Pub Date: Sept. 7th, 1998
ISBN: 0-89296-671-8

The gifted author of five Bo Bradley mysteries (The Dollmaker’s Daughters, 1997, etc.) kicks off her equally impressive new series with three bangs. When a San Diego tremor disables the timer in a public freezer, the five-year-old corpse stored inside (surprise #1) barely has time to come to room temperature before the police have a confession (surprise #2). The self-accused killer is (surprise #3) Beatrice (“Muffin”) Crandall, 61, who claims she bashed the still-unidentified lowlife on the head when he broke into her place, then tied the body into a neat bundle, drove it to Roadrunner Ice and Food Storage, and waited to die of cancer.

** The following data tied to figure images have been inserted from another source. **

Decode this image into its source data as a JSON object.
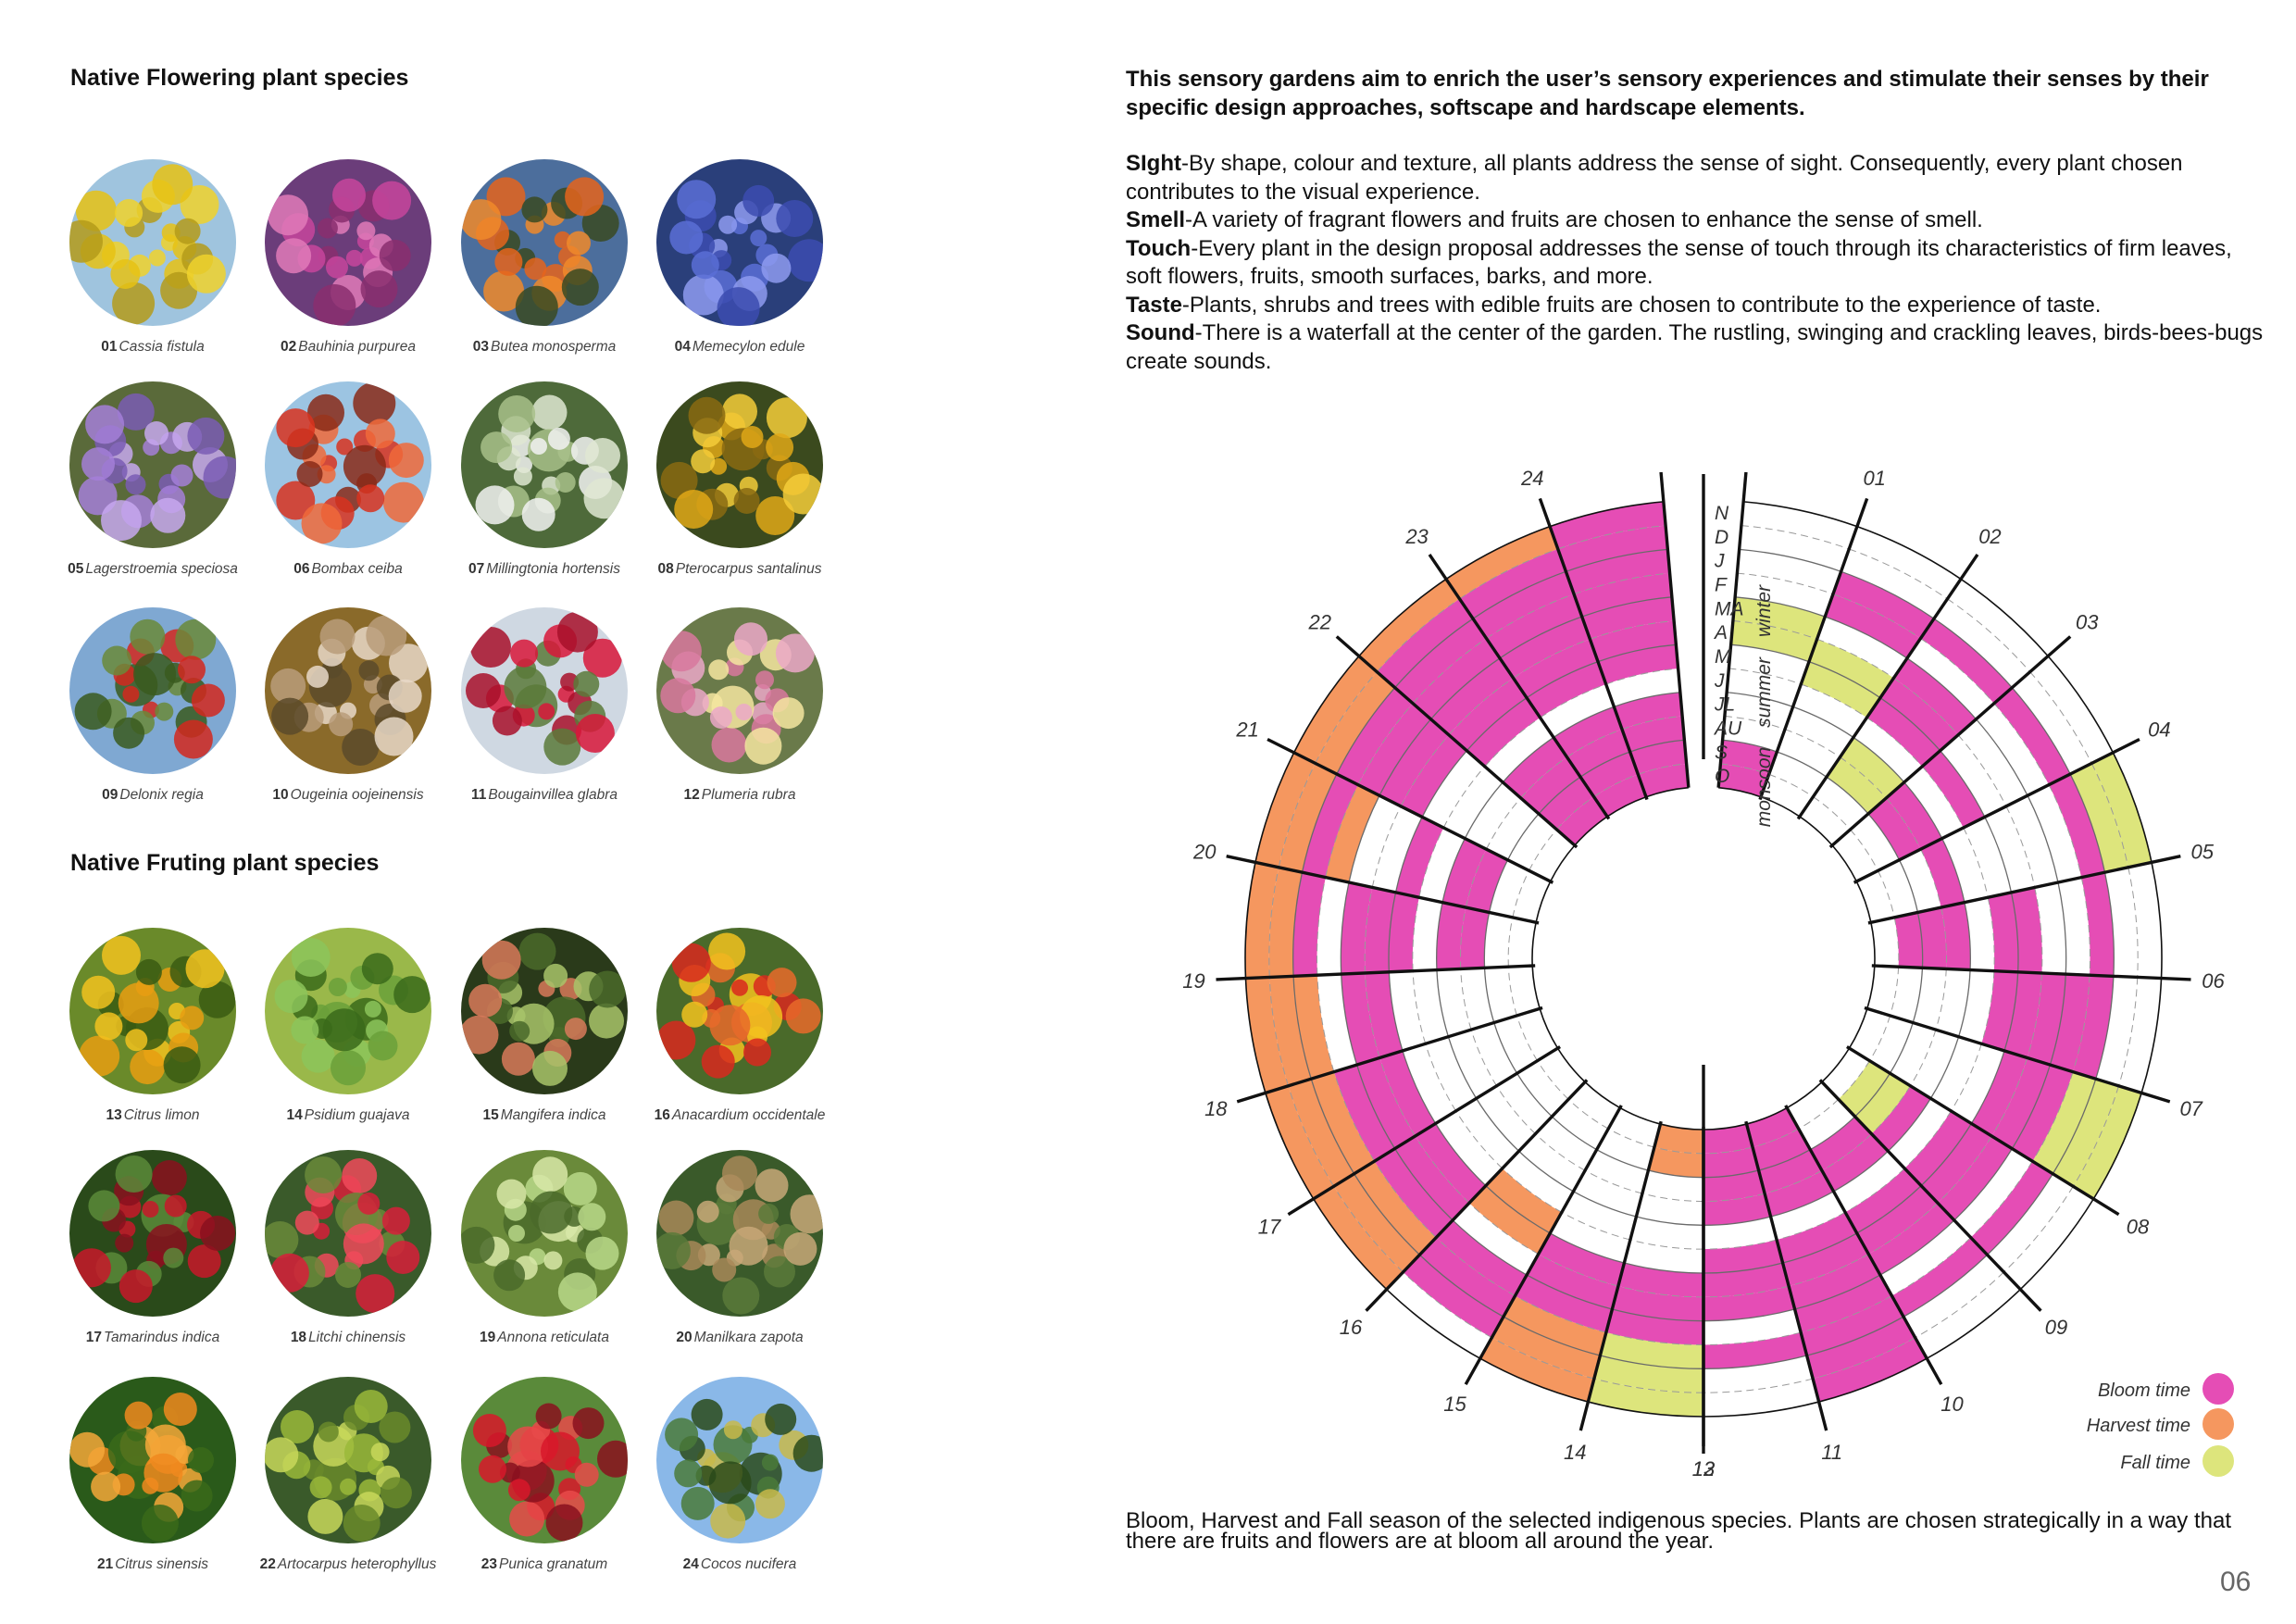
{
  "left": {
    "flowering_title": "Native Flowering plant species",
    "fruiting_title": "Native Fruting plant species",
    "flowering": [
      {
        "num": "01",
        "name": "Cassia fistula"
      },
      {
        "num": "02",
        "name": "Bauhinia purpurea"
      },
      {
        "num": "03",
        "name": "Butea monosperma"
      },
      {
        "num": "04",
        "name": "Memecylon edule"
      },
      {
        "num": "05",
        "name": "Lagerstroemia speciosa"
      },
      {
        "num": "06",
        "name": "Bombax ceiba"
      },
      {
        "num": "07",
        "name": "Millingtonia hortensis"
      },
      {
        "num": "08",
        "name": "Pterocarpus santalinus"
      },
      {
        "num": "09",
        "name": "Delonix regia"
      },
      {
        "num": "10",
        "name": "Ougeinia oojeinensis"
      },
      {
        "num": "11",
        "name": "Bougainvillea glabra"
      },
      {
        "num": "12",
        "name": "Plumeria rubra"
      }
    ],
    "fruiting": [
      {
        "num": "13",
        "name": "Citrus limon"
      },
      {
        "num": "14",
        "name": "Psidium guajava"
      },
      {
        "num": "15",
        "name": "Mangifera indica"
      },
      {
        "num": "16",
        "name": "Anacardium occidentale"
      },
      {
        "num": "17",
        "name": "Tamarindus indica"
      },
      {
        "num": "18",
        "name": "Litchi chinensis"
      },
      {
        "num": "19",
        "name": "Annona reticulata"
      },
      {
        "num": "20",
        "name": "Manilkara zapota"
      },
      {
        "num": "21",
        "name": "Citrus sinensis"
      },
      {
        "num": "22",
        "name": "Artocarpus heterophyllus"
      },
      {
        "num": "23",
        "name": "Punica granatum"
      },
      {
        "num": "24",
        "name": "Cocos nucifera"
      }
    ]
  },
  "right": {
    "intro": "This sensory gardens aim to enrich the user’s sensory experiences and stimulate their senses by their specific design approaches, softscape and hardscape elements.",
    "senses": [
      {
        "term": "SIght",
        "text": "-By shape, colour and texture, all plants address the sense of sight. Consequently, every plant chosen contributes to the visual experience."
      },
      {
        "term": "Smell",
        "text": "-A variety of fragrant flowers and fruits are chosen to enhance the sense of smell."
      },
      {
        "term": "Touch",
        "text": "-Every plant in the design proposal addresses the sense of touch through its characteristics of firm leaves, soft flowers, fruits, smooth surfaces, barks, and more."
      },
      {
        "term": "Taste",
        "text": "-Plants, shrubs and trees with edible fruits are chosen to contribute to the experience of taste."
      },
      {
        "term": "Sound",
        "text": "-There is a waterfall at the center of the garden. The rustling, swinging and crackling leaves, birds-bees-bugs create sounds."
      }
    ],
    "caption": "Bloom, Harvest and Fall season of the selected indigenous species. Plants are chosen strategically in a way that there are fruits and flowers are at bloom all around the year.",
    "page_number": "06"
  },
  "chart_data": {
    "type": "radial-calendar",
    "months_outer_to_inner": [
      "N",
      "D",
      "J",
      "F",
      "MA",
      "A",
      "M",
      "J",
      "JL",
      "AU",
      "S",
      "O"
    ],
    "seasons": [
      "winter",
      "summer",
      "monsoon"
    ],
    "legend": [
      {
        "label": "Bloom time",
        "color": "#e54db5"
      },
      {
        "label": "Harvest time",
        "color": "#f5975f"
      },
      {
        "label": "Fall time",
        "color": "#dde57c"
      }
    ],
    "species": [
      {
        "id": "01",
        "bloom": [
          "S",
          "O"
        ],
        "harvest": [],
        "fall": [
          "MA",
          "A"
        ]
      },
      {
        "id": "02",
        "bloom": [
          "J",
          "F"
        ],
        "harvest": [],
        "fall": [
          "A",
          "M"
        ]
      },
      {
        "id": "03",
        "bloom": [
          "MA",
          "A",
          "M",
          "J"
        ],
        "harvest": [],
        "fall": [
          "JL",
          "AU"
        ]
      },
      {
        "id": "04",
        "bloom": [
          "M",
          "J",
          "JL",
          "AU"
        ],
        "harvest": [],
        "fall": []
      },
      {
        "id": "05",
        "bloom": [
          "J",
          "JL"
        ],
        "harvest": [],
        "fall": [
          "N",
          "D",
          "J"
        ]
      },
      {
        "id": "06",
        "bloom": [
          "A",
          "M",
          "J",
          "JL",
          "AU",
          "S"
        ],
        "harvest": [],
        "fall": []
      },
      {
        "id": "07",
        "bloom": [
          "F",
          "MA",
          "A",
          "M",
          "J"
        ],
        "harvest": [],
        "fall": [
          "J",
          "F"
        ]
      },
      {
        "id": "08",
        "bloom": [
          "F",
          "MA",
          "A"
        ],
        "harvest": [],
        "fall": [
          "N",
          "D",
          "J"
        ]
      },
      {
        "id": "09",
        "bloom": [
          "MA",
          "A",
          "M",
          "J",
          "JL"
        ],
        "harvest": [],
        "fall": [
          "AU",
          "S"
        ]
      },
      {
        "id": "10",
        "bloom": [
          "MA",
          "A",
          "M",
          "J",
          "JL",
          "AU"
        ],
        "harvest": [],
        "fall": []
      },
      {
        "id": "11",
        "bloom": [
          "N",
          "D",
          "J",
          "F",
          "MA",
          "A",
          "M",
          "J",
          "JL",
          "AU",
          "S",
          "O"
        ],
        "harvest": [],
        "fall": []
      },
      {
        "id": "12",
        "bloom": [
          "MA",
          "A",
          "M",
          "J",
          "JL",
          "AU",
          "S",
          "O"
        ],
        "harvest": [],
        "fall": []
      },
      {
        "id": "13",
        "bloom": [
          "F",
          "MA",
          "A"
        ],
        "harvest": [
          "S",
          "O"
        ],
        "fall": [
          "N",
          "D",
          "J"
        ]
      },
      {
        "id": "14",
        "bloom": [
          "F",
          "MA",
          "A"
        ],
        "harvest": [
          "N",
          "D",
          "J"
        ],
        "fall": []
      },
      {
        "id": "15",
        "bloom": [
          "D",
          "J",
          "F"
        ],
        "harvest": [
          "A",
          "M",
          "J"
        ],
        "fall": []
      },
      {
        "id": "16",
        "bloom": [
          "F",
          "MA",
          "A"
        ],
        "harvest": [
          "N",
          "D",
          "J"
        ],
        "fall": []
      },
      {
        "id": "17",
        "bloom": [
          "F",
          "MA",
          "A"
        ],
        "harvest": [
          "N",
          "D",
          "J"
        ],
        "fall": []
      },
      {
        "id": "18",
        "bloom": [
          "MA",
          "A"
        ],
        "harvest": [
          "N",
          "D",
          "J"
        ],
        "fall": []
      },
      {
        "id": "19",
        "bloom": [
          "MA",
          "A",
          "M",
          "J",
          "JL",
          "AU"
        ],
        "harvest": [
          "N",
          "D",
          "J"
        ],
        "fall": []
      },
      {
        "id": "20",
        "bloom": [
          "M",
          "J",
          "JL",
          "AU"
        ],
        "harvest": [
          "N",
          "D",
          "J",
          "F"
        ],
        "fall": []
      },
      {
        "id": "21",
        "bloom": [
          "J",
          "F",
          "MA",
          "A"
        ],
        "harvest": [
          "N",
          "D"
        ],
        "fall": []
      },
      {
        "id": "22",
        "bloom": [
          "D",
          "J",
          "F",
          "MA",
          "A",
          "M",
          "J",
          "JL",
          "AU",
          "S",
          "O"
        ],
        "harvest": [
          "N"
        ],
        "fall": []
      },
      {
        "id": "23",
        "bloom": [
          "D",
          "J",
          "F",
          "MA",
          "A",
          "M",
          "J",
          "JL",
          "AU",
          "S",
          "O"
        ],
        "harvest": [
          "N"
        ],
        "fall": []
      },
      {
        "id": "24",
        "bloom": [
          "N",
          "D",
          "J",
          "F",
          "MA",
          "A",
          "M",
          "J",
          "JL",
          "AU",
          "S",
          "O"
        ],
        "harvest": [],
        "fall": []
      }
    ]
  }
}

It’s an incredible story, of course, and Muffin’s brother Dan is sure that psychologist Blue McCarron—a prickly, opinionated lesbian who’s lived alone in a desert motel ever since her lover Misha Deland skedaddled two years ago—can find enough flaws in it to get the confession thrown out of court and Muffin thrown out of jail. And sure enough, Blue’s convinced that Muffin, a passionate activist who raised Dan after their parents died, is no killer. Before she can confront her with the flaws in her confession, though, Muffin is dead—not of her fatal cancer, but of a poisoned Dr. Pepper. It’s only the beginning of a new wave of violence against Muffin’s tight-knit circle of friends, golden-agers who don’t seem anywhere near ready for retirement. Blue’s a social psychologist who sounds more like an anthropologist (or a zoologist) when she’s talking about the male animal. But burning ears shouldn’t keep readers of either gender from enjoying this suspenseful, boldly plotted tribute to the power of sisterhood.